The Wheatcroft Collection in the United Kingdom is a large and important collection of historical softskin and armoured military vehicles. It is located in Leicestershire, England, and is one of the largest private collections of military vehicles in the world.

== Items in the collection ==
The collection has around 200 items, including more than 130 vehicles, of which 88 are tanks. The majority of the collection is of German, American and British origin, with a smaller number of vehicles from Norway, Japan, France, Russia and Sweden. The owner of the collection, Kevin Wheatcroft, has been collecting military vehicles for 30 years.

===Allied WWII vehicles===

Amongst the projects being undertaken is the restoration of ten M4 Sherman tanks, bringing the total number of Shermans in the collection to 15. Each of the ten are planned to receive a matching engine correct for the variant. Eight early Wright Continental R975 C1 radial engines were found in a barn, and subsequently purchased for the collection, all are scheduled to be restored. Another R975 was sourced from South Africa, described as being in mint condition.

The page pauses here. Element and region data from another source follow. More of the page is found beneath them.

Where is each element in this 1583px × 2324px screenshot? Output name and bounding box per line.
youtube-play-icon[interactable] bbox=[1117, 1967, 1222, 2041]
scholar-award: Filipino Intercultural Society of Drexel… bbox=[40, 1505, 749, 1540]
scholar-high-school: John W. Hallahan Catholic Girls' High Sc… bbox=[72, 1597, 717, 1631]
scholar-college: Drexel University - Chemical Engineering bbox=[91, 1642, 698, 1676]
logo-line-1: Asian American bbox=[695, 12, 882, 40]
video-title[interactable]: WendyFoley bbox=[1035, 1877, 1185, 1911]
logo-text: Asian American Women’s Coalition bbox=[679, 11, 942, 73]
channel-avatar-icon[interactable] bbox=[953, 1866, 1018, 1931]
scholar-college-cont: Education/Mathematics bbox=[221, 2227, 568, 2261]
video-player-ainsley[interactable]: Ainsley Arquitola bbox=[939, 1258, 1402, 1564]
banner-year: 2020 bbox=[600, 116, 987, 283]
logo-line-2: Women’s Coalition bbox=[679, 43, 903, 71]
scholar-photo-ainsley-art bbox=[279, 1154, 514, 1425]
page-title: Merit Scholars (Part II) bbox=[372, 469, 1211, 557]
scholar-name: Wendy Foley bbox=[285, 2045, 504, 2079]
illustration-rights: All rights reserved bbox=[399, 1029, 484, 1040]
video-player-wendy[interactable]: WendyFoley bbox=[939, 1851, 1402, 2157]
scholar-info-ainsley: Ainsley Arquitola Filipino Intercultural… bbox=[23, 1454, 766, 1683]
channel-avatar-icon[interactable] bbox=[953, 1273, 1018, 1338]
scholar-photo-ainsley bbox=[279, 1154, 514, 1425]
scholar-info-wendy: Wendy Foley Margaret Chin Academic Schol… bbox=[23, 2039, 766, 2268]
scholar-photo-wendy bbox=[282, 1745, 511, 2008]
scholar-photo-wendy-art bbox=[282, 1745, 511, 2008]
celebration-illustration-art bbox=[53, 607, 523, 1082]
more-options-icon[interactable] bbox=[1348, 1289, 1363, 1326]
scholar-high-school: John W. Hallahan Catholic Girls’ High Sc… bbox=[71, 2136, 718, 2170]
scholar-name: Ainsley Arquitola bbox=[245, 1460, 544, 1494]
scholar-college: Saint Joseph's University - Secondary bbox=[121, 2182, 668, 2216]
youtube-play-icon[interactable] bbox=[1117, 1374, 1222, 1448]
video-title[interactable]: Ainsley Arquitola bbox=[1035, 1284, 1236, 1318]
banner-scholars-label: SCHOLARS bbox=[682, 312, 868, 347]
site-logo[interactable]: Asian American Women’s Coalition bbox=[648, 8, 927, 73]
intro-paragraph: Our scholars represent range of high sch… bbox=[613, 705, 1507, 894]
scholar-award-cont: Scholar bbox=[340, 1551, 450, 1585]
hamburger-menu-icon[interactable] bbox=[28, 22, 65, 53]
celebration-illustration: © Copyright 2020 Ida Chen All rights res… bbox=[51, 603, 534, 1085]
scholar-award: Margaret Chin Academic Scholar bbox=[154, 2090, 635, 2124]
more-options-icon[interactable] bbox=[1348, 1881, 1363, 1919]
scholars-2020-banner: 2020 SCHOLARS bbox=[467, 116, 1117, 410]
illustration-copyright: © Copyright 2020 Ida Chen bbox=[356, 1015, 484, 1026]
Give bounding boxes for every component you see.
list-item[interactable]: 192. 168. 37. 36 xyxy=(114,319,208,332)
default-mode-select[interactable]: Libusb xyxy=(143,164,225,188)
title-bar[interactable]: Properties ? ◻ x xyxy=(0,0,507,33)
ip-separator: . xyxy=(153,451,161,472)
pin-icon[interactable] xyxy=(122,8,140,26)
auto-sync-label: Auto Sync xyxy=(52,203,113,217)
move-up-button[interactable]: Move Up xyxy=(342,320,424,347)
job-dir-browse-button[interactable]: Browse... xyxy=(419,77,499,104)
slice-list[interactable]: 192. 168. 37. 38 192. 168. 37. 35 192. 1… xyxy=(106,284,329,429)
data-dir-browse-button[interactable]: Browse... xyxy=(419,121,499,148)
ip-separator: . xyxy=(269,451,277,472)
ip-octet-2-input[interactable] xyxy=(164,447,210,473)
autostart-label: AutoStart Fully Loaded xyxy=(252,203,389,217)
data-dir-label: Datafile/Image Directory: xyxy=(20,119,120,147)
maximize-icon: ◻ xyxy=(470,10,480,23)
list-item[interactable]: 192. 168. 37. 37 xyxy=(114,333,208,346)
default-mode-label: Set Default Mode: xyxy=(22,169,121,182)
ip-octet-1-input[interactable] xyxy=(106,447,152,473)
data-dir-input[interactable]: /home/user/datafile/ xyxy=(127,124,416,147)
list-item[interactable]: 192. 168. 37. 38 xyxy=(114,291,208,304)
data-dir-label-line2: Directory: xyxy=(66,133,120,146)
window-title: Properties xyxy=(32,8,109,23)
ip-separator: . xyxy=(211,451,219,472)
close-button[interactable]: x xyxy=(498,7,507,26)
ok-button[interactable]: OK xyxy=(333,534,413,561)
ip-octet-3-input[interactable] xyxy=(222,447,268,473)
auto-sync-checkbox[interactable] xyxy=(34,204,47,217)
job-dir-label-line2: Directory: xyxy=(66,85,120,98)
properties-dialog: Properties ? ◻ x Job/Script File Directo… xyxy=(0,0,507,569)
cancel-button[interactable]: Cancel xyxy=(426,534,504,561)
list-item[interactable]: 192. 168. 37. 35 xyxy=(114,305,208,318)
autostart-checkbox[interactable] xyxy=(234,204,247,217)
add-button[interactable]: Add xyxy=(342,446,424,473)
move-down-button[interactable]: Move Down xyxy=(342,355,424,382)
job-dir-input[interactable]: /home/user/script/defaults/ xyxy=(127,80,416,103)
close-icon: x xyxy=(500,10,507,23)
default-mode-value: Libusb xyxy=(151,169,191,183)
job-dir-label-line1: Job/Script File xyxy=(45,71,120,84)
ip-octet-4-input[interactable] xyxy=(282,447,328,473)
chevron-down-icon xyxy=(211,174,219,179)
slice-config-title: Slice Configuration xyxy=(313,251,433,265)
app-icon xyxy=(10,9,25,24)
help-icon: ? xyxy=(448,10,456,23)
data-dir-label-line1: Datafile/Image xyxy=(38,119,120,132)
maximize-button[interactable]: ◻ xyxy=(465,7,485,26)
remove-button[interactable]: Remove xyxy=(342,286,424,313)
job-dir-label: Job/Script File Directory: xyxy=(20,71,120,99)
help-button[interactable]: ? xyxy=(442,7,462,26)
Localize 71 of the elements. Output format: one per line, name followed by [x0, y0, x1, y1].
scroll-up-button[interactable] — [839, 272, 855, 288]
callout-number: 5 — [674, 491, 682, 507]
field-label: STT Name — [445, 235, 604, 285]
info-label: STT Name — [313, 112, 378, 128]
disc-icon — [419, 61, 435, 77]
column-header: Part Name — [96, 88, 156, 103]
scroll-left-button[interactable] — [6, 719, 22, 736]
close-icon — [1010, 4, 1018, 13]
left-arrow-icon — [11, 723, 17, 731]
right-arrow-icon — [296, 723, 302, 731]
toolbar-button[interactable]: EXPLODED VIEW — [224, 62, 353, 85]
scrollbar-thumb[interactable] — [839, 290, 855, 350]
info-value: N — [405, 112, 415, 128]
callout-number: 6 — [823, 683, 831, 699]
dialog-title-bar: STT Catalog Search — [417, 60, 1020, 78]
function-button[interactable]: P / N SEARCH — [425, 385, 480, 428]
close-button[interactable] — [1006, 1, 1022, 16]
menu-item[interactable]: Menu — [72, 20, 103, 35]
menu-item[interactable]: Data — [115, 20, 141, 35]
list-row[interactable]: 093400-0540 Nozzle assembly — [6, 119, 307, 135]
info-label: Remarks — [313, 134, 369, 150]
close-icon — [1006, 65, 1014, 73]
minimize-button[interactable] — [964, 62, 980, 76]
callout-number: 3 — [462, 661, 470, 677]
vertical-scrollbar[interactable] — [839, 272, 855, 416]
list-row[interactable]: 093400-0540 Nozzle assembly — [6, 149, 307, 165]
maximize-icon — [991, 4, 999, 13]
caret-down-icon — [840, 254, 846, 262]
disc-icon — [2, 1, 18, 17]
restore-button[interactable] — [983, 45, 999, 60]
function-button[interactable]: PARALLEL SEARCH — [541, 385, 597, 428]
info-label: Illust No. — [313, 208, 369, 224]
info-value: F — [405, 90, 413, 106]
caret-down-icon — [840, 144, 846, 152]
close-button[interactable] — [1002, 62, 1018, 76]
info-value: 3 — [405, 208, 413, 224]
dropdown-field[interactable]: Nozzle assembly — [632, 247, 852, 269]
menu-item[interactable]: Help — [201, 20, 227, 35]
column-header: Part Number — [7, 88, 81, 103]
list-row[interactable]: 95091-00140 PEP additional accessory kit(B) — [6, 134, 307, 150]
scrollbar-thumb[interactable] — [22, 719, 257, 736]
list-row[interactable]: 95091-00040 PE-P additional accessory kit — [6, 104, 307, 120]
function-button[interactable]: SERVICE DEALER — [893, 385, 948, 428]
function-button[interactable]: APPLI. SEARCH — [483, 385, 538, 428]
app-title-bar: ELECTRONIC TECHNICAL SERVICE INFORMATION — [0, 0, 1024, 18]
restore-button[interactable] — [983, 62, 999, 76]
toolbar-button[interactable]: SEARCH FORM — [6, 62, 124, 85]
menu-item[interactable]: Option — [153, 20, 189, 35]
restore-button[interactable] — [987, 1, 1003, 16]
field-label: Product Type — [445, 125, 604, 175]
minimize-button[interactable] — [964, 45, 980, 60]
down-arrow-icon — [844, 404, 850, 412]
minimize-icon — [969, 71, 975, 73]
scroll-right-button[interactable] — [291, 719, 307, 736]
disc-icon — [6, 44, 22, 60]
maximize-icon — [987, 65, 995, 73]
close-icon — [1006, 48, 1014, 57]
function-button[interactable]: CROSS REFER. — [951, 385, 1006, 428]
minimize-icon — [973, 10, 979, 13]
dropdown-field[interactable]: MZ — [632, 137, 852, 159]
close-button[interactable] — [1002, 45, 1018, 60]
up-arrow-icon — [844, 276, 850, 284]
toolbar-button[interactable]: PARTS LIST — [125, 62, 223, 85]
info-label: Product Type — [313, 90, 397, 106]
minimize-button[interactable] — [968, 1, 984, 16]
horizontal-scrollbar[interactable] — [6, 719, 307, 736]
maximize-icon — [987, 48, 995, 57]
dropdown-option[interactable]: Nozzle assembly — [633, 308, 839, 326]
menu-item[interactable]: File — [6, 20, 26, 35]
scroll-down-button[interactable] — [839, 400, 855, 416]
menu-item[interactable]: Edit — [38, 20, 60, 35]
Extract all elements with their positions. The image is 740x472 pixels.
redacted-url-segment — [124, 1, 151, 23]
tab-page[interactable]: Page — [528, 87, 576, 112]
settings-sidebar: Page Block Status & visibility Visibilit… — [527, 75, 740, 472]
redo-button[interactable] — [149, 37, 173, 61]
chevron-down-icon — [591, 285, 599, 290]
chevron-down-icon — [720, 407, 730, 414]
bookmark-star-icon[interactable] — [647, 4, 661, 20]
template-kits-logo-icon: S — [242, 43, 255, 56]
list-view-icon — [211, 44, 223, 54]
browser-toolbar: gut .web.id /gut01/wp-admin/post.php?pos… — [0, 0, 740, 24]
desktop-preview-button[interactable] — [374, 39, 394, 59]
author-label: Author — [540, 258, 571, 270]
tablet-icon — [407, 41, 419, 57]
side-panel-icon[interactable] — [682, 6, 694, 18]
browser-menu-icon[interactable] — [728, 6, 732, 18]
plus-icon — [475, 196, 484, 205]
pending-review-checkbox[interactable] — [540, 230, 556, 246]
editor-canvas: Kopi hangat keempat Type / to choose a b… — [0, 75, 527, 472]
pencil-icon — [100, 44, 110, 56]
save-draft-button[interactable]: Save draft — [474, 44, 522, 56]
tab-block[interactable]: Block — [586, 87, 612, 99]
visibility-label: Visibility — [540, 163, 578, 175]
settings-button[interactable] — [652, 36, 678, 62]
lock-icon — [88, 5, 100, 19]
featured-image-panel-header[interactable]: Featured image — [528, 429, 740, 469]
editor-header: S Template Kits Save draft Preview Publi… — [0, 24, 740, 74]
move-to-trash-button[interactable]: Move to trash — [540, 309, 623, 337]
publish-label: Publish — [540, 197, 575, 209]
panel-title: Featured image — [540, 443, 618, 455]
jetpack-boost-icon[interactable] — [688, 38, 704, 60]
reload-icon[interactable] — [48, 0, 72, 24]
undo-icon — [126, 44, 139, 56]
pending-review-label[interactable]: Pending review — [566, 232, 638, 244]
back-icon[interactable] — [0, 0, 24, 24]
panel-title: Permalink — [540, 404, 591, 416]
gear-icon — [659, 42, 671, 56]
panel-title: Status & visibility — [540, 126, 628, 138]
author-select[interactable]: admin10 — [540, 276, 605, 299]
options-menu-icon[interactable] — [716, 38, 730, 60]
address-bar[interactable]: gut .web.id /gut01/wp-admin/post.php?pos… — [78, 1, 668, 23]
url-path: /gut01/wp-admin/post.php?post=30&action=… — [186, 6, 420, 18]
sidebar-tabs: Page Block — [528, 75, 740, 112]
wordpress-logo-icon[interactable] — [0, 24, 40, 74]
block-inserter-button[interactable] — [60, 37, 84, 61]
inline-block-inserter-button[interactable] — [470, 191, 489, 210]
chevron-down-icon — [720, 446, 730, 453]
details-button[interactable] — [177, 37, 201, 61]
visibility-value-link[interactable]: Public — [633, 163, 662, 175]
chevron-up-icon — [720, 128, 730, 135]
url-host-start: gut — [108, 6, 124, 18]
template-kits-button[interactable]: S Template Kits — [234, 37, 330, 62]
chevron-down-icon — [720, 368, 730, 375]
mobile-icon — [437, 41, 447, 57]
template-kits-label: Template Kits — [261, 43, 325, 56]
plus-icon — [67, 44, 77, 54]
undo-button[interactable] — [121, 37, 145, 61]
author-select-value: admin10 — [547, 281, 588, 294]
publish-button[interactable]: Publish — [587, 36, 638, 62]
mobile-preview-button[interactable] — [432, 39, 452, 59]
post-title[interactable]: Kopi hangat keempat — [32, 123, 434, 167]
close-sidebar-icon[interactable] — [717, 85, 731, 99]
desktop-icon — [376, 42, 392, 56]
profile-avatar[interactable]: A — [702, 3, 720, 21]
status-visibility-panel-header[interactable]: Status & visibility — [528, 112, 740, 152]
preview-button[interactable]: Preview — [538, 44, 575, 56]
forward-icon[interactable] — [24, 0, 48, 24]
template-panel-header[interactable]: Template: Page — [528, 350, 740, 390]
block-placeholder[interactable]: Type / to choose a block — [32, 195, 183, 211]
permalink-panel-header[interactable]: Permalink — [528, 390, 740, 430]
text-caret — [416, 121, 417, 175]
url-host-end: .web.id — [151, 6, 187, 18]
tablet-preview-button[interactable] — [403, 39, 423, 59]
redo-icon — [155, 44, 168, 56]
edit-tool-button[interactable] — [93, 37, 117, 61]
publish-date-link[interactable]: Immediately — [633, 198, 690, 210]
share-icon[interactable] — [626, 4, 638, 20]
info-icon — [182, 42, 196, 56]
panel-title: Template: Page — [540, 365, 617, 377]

Existing Shermans include an 'Easy Eight', with cast chassis (likely mid production M4A1), D82081 (T23) turret, 76mm gun (with muzzle brake), HVSS suspension, and sharp nosed differential cover. The collection is expected to include all major Sherman variants and an M10 tank destroyer once restorations are complete.

The collection also includes two Churchill tanks.

===German WWII vehicles===

The Wheatcroft Collection is perhaps notable for having a number of rare Second World War-era German military vehicles, including four Panther tanks, one of which is close to full restoration, a StuG III assault gun, a Panzer III, and a Panzer IV tank and various components from many other vehicles. Four Jagdpanzers are currently undergoing restoration. The collection is also working on restoring the only surviving German E Boat.

== Exhibition and events ==
The collection is not available for public viewing. The owner intends to eventually restore and preserve many of the vehicles, and then place them in a museum.